Video: Caps 365 | November 4
Ovechkin's goal - combined with some sharp netminding from Holtby - enabled the Caps to take a two-goal lead to the room after 20 minutes of play for the first time since Oct. 9 at Tampa, which was also the last time the Caps put a crooked number on the scoreboard in the first period.
Early in the second, the Bruins carved into the Caps' lead. A couple of quick, sharp passes from Torey Krug and Patrice Bergeron enabled the Bruins to go from their own line to the top of the paint in front of Holtby in a matter of seconds. From there, the ever dangerous David Pastrnak slipped a shot past Holtby to make it a 2-1 game at 3:37 of the middle period.
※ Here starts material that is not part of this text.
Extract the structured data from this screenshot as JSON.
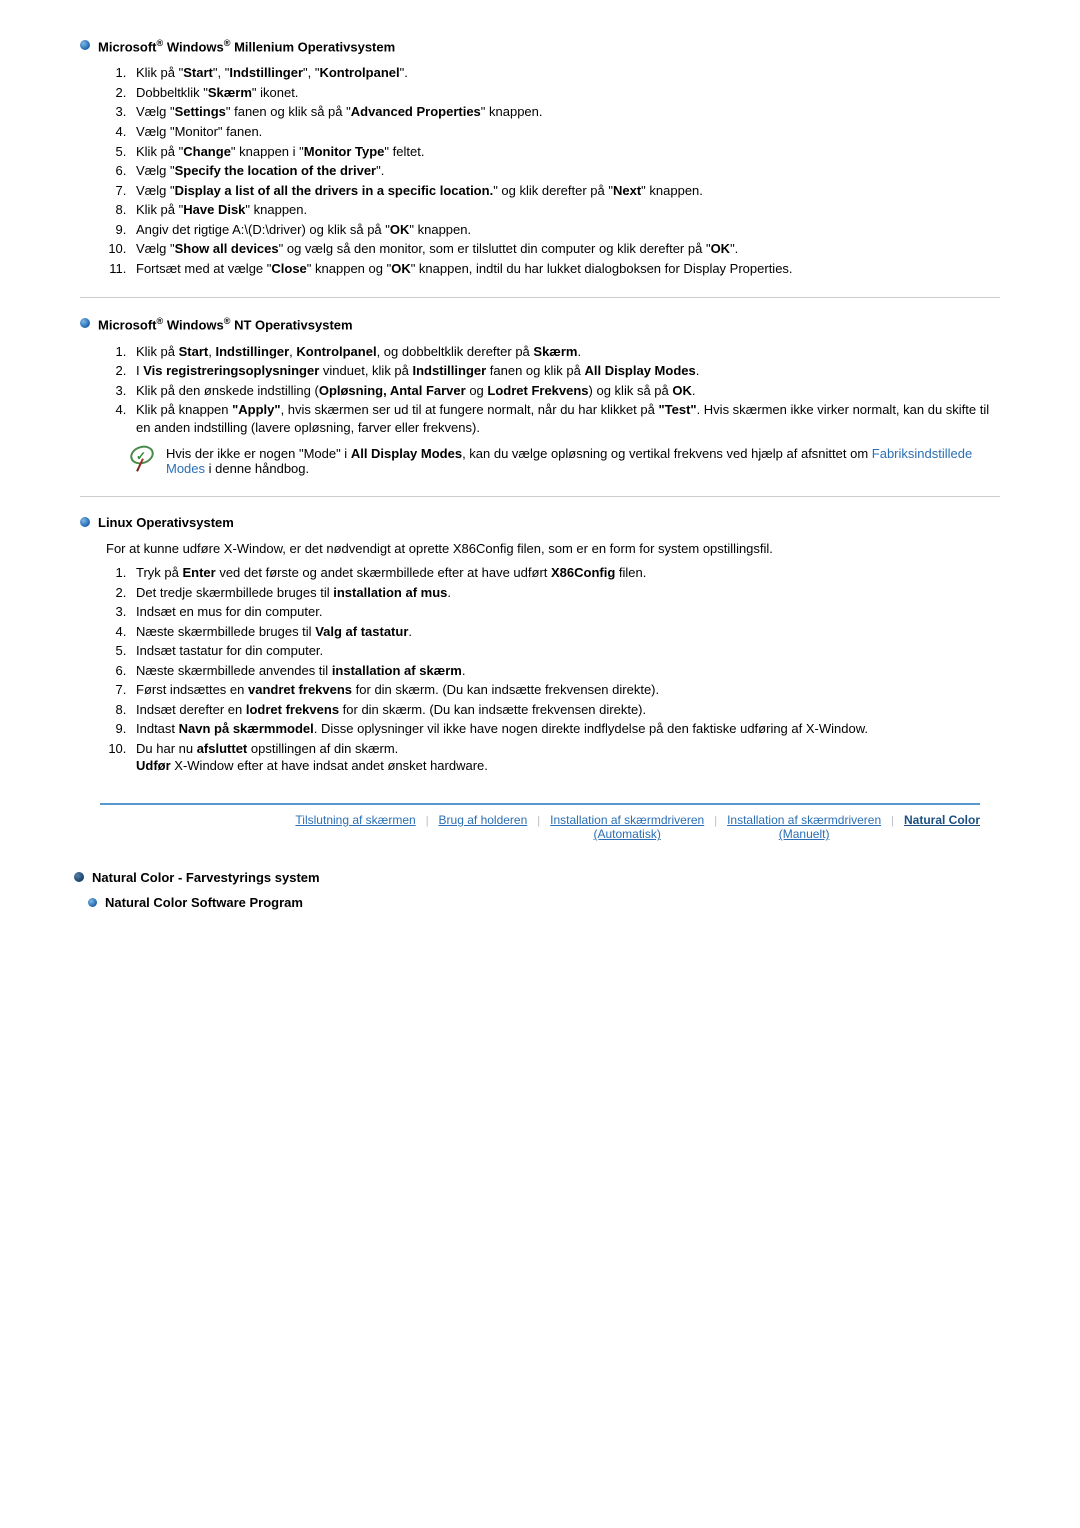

Four of Holtby's 13 stops in the second period came on shots from inside of 25 feet away. Late in the frame, the Caps had a power play opportunity, and they put together one of their better two-minute man advantages of late. The Caps got several good looks, moved the puck around quickly and efficiently, and they were excellent on retrievals. They did everything but score, and seemed as though they'd have to be content with taking a one-goal cushion into the third period.
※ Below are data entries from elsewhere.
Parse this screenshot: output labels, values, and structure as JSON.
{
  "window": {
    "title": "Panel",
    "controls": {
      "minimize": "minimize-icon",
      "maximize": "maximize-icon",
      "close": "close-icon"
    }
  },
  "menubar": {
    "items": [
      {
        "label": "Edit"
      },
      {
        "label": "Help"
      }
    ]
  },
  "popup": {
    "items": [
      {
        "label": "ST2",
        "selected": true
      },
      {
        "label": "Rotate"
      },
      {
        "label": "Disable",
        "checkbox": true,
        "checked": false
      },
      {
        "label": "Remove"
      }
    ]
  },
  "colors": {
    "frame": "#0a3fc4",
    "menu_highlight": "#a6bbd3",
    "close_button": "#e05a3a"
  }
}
But the Eller trio struck the right chord again just before intermission. Eller won a defensive zone draw, and soon afterwards, Chandler Stephenson got behind the Bruins defense and nearly was able to tuck one in on the short side, but he ran out of room. Pastrnak collected the puck and tried to get it out via a hard-around, but Brooks Orpik was at the left point to keep it in. From there, Orpik teed up a drive on which Wilson made a nifty backhand deflection from the inside of the left circle. The tip beat Rask high, restoring Washington's two-goal lead with just 70 seconds left in the period.
That two-goal lead loomed larger when Orpik got a stick up high on Pastrnak in the first minute of the third, giving the Bruins a four-minute power play, their first man advantage opportunity of the night. But the Caps' shorthanded outfit was at its best. Not only did Washington's penalty killers generate some excellent scoring chances of their own, their good work led to the Bruins using their timeout with 85 seconds left on the power play, gambit that didn't work and may have helped the Caps later on.
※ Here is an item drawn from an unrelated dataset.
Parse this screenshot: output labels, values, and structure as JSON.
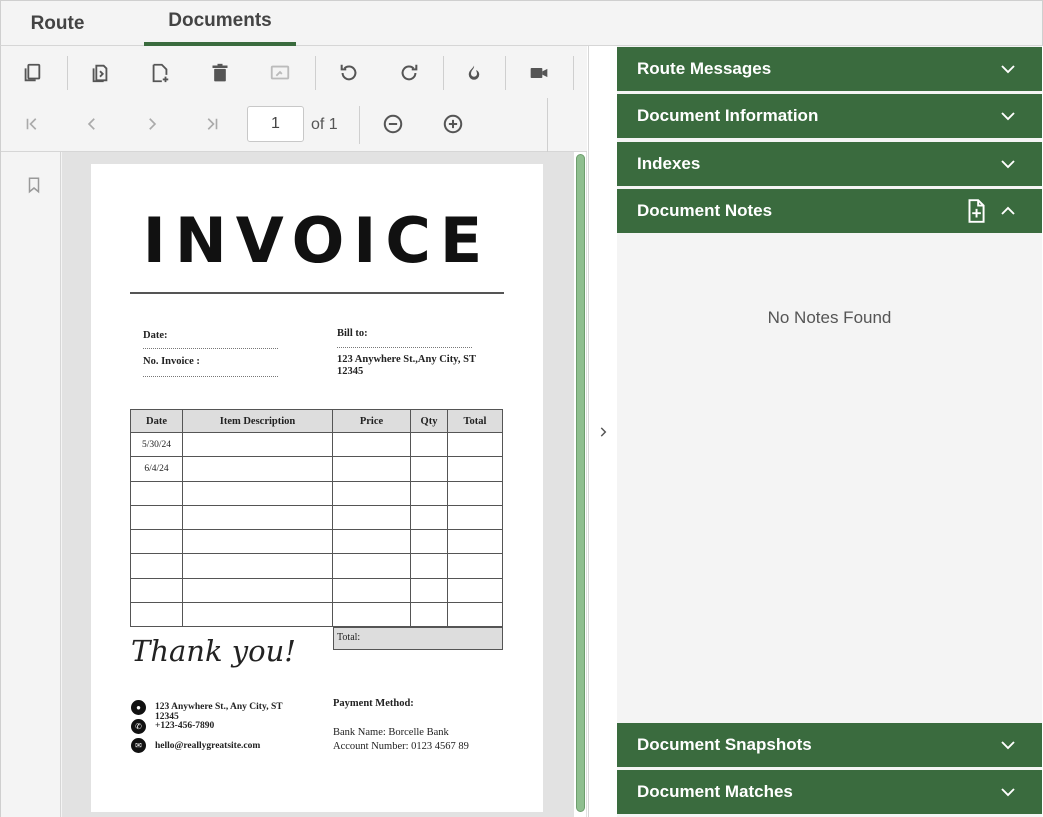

Video: Wilson, Holtby power Capitals past Bruins, 3-2
Washington also expertly killed off an Orlov tripping minor in the middle of the final frame, and the Caps nursed that two-goal lead into the latter stages of regulation. But with 3:39 remaining, Wilson was whistled for tripping. This time, the B's broke through to pull within a goal.
From down low on the left side, Pastrnak squeezed off a shot that appeared to squeeze between Holtby and the left post, making it a one-goal game with 2:32 remaining.
The Bruins managed three shots on net with the extra attacker, but they came from distance and Holtby was able to see and stop them all. Eller and Orpik chipped in with a couple of late shot blocks, giving the Caps their two points and their first set of consecutive victories in four weeks.
"We had a bad start and we can't have that," says Boston center Patrice Bergeron, "especially against a team like Washington with a lot of skills, and they made us pay in the first period and it's tough to play catch-up hockey."
The Caps certainly know enough about that.